Examination and comparison of binary metaheuristic wrapper-based input variable selection for local and global climate information-driven one-step monthly streamflow forecasting

The use of data-driven models to forecast streamflow has received substantial attention from scholars in recent years. However, systematic studies have not been performed to examine binary metaheuristic wrapper-based input variable selection (BMWIVS) in real-world streamflow forecasting. In this study, we explored binary metaheuristic-based shallow machine learning wrappers for one-step monthly streamflow forecasting using local weather information and global climate indices from three catchments with different hydroclimatic conditions. First, the maximal information coefficient (MIC) was employed to investigate the correlations among the forecasting target, streamflow and candidate input variables, which included both local and global climate information. Then, the BMWIVS models obtained by combining eight binary metaheuristic algorithms, five commonly used shallow machine learning algorithms, two combined filter-based input variable selection (FIVS) methods, and two forecasting methods were examined. Finally, the performance of each model was compared with the performance of typical benchmark models, including the univariate seasonal autoregressive integrated moving average model, five machine learning algorithms with no input variable selection, and five machine learning algorithms that use five different FIVS methods. The experimental results emphasized three significant findings. First, an appropriate input variable selection method should be selected in practice because several examined wrappers were inferior to the benchmark models. Second, the BMWIVS model that combined the regularized extreme learning machine method, binary gray wolf optimizer, FIVS results-based initialization method, and forecasted values averaged over multiple runs yielded the best performance in the three cases studied.
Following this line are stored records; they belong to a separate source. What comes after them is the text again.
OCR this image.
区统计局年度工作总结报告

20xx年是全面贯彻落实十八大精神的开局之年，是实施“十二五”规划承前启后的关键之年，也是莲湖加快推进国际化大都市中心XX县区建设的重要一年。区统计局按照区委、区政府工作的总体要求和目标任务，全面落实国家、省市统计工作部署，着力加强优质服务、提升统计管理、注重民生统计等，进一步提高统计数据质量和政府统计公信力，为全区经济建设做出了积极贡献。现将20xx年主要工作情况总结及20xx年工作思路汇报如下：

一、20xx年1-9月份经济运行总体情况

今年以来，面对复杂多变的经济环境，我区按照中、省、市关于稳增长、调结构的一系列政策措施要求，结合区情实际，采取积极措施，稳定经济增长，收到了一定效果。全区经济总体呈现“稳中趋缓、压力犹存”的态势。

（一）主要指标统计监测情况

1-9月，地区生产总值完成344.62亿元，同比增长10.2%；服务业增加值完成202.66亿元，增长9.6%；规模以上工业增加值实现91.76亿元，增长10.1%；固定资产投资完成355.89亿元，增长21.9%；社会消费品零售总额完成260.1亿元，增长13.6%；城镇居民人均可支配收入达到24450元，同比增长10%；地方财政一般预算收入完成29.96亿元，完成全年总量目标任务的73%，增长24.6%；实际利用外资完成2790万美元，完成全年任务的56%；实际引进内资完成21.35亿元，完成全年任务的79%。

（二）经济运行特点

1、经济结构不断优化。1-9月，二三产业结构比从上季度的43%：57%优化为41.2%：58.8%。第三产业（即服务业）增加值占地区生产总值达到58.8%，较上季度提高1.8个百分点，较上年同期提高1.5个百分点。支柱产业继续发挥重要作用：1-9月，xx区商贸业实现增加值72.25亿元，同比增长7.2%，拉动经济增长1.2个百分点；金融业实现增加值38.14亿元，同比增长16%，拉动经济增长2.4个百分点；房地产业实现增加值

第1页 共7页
Third, the correlations in terms of the MIC between the global climate indices and streamflow were lower than those between local weather information and streamflow, and the best wrapper and FIVS would select more local weather information variables than global climate index variables, which suggests that global climate information can be complementary to local weather information for one-step monthly streamflow forecasting. These findings have remarkable practical applications for forecasting monthly streamflow.